People who don't like Steam already have GoG. To most people Epic Games is the fortnite launcher, and fortnite is in rapid decline:


https://www.statista.com/statistics/1108992/fortnite-number-viewers/

[–] [email protected] 6 points 1 year ago (2 children)

As much as I like GoG, it doesn't really solve any problems that Steam has that I can think of. In fact, in several ways it seems like they've gone backwards in the last several years, imo (as a launcher/storefront alternative)

[–] [email protected] 8 points 1 year ago

DRM-free games is already a big one.

[–] [email protected] 5 points 1 year ago (2 children)

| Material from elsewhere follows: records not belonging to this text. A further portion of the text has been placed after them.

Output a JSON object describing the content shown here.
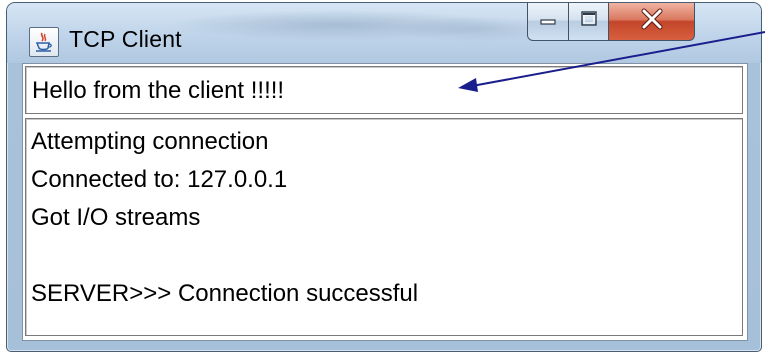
{
  "window": {
    "title": "TCP Client",
    "icon": "java-cup-icon",
    "controls": [
      "minimize-icon",
      "maximize-icon",
      "close-icon"
    ]
  },
  "enter_field": {
    "value": "Hello from the client !!!!!"
  },
  "display_area": {
    "lines": [
      "Attempting connection",
      "Connected to: 127.0.0.1",
      "Got I/O streams",
      "",
      "SERVER>>> Connection successful"
    ]
  },
  "annotation": {
    "icon": "arrow-icon",
    "color": "#1a1e8c"
  }
}
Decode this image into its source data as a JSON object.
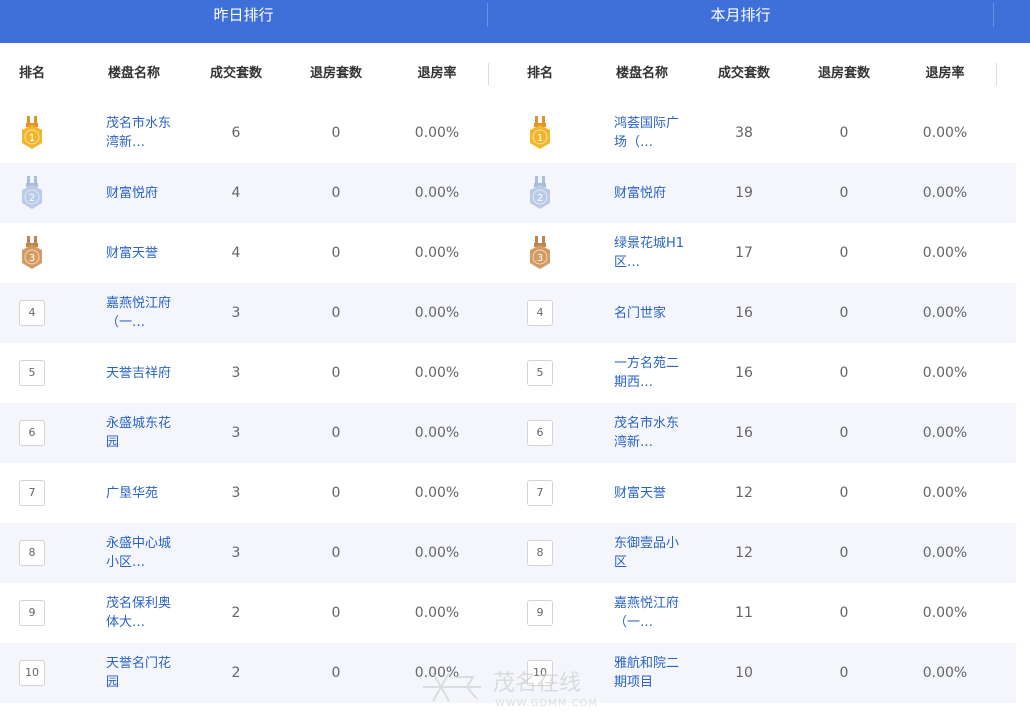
{
  "tabs": {
    "yesterday": "昨日排行",
    "month": "本月排行"
  },
  "columns": [
    "排名",
    "楼盘名称",
    "成交套数",
    "退房套数",
    "退房率"
  ],
  "colors": {
    "header_bg": "#3f6fd8",
    "link": "#2a63c7",
    "row_alt": "#f4f6fb",
    "medal_gold": "#f3b52a",
    "medal_silver": "#b9cbe6",
    "medal_bronze": "#d39a62"
  },
  "yesterday_rows": [
    {
      "rank": "1",
      "name": "茂名市水东湾新…",
      "deals": "6",
      "returns": "0",
      "rate": "0.00%"
    },
    {
      "rank": "2",
      "name": "财富悦府",
      "deals": "4",
      "returns": "0",
      "rate": "0.00%"
    },
    {
      "rank": "3",
      "name": "财富天誉",
      "deals": "4",
      "returns": "0",
      "rate": "0.00%"
    },
    {
      "rank": "4",
      "name": "嘉燕悦江府（一…",
      "deals": "3",
      "returns": "0",
      "rate": "0.00%"
    },
    {
      "rank": "5",
      "name": "天誉吉祥府",
      "deals": "3",
      "returns": "0",
      "rate": "0.00%"
    },
    {
      "rank": "6",
      "name": "永盛城东花园",
      "deals": "3",
      "returns": "0",
      "rate": "0.00%"
    },
    {
      "rank": "7",
      "name": "广垦华苑",
      "deals": "3",
      "returns": "0",
      "rate": "0.00%"
    },
    {
      "rank": "8",
      "name": "永盛中心城小区…",
      "deals": "3",
      "returns": "0",
      "rate": "0.00%"
    },
    {
      "rank": "9",
      "name": "茂名保利奥体大…",
      "deals": "2",
      "returns": "0",
      "rate": "0.00%"
    },
    {
      "rank": "10",
      "name": "天誉名门花园",
      "deals": "2",
      "returns": "0",
      "rate": "0.00%"
    }
  ],
  "month_rows": [
    {
      "rank": "1",
      "name": "鸿荟国际广场（…",
      "deals": "38",
      "returns": "0",
      "rate": "0.00%"
    },
    {
      "rank": "2",
      "name": "财富悦府",
      "deals": "19",
      "returns": "0",
      "rate": "0.00%"
    },
    {
      "rank": "3",
      "name": "绿景花城H1区…",
      "deals": "17",
      "returns": "0",
      "rate": "0.00%"
    },
    {
      "rank": "4",
      "name": "名门世家",
      "deals": "16",
      "returns": "0",
      "rate": "0.00%"
    },
    {
      "rank": "5",
      "name": "一方名苑二期西…",
      "deals": "16",
      "returns": "0",
      "rate": "0.00%"
    },
    {
      "rank": "6",
      "name": "茂名市水东湾新…",
      "deals": "16",
      "returns": "0",
      "rate": "0.00%"
    },
    {
      "rank": "7",
      "name": "财富天誉",
      "deals": "12",
      "returns": "0",
      "rate": "0.00%"
    },
    {
      "rank": "8",
      "name": "东御壹品小区",
      "deals": "12",
      "returns": "0",
      "rate": "0.00%"
    },
    {
      "rank": "9",
      "name": "嘉燕悦江府（一…",
      "deals": "11",
      "returns": "0",
      "rate": "0.00%"
    },
    {
      "rank": "10",
      "name": "雅航和院二期项目",
      "deals": "10",
      "returns": "0",
      "rate": "0.00%"
    }
  ],
  "watermark": {
    "cn": "茂名在线",
    "url": "WWW.GDMM.COM"
  }
}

My understanding is that GoG does some work to make sure that old games they sell will work on new PCs. I have at least one game that is bugged on Steam, but works fine from GoG.

[–] [email protected] 2 points 1 year ago

When I bought Vampire the Masquerade from GoG it came pre-bundled with the primary community bugfix patch, I thought that was pretty neat. It didn't come baked in, so they still give you the base version of the game, but I pretty much just checked a box on install and it added it on.

[–] Katana314 1 points 1 year ago

That said, Steam could arguably be a better solution for that sentiment, now that it has such good Linux compatibility. I doubt I’ll be able to run Windows 11111 on my computer in 2080, but I can always choose a Linux install.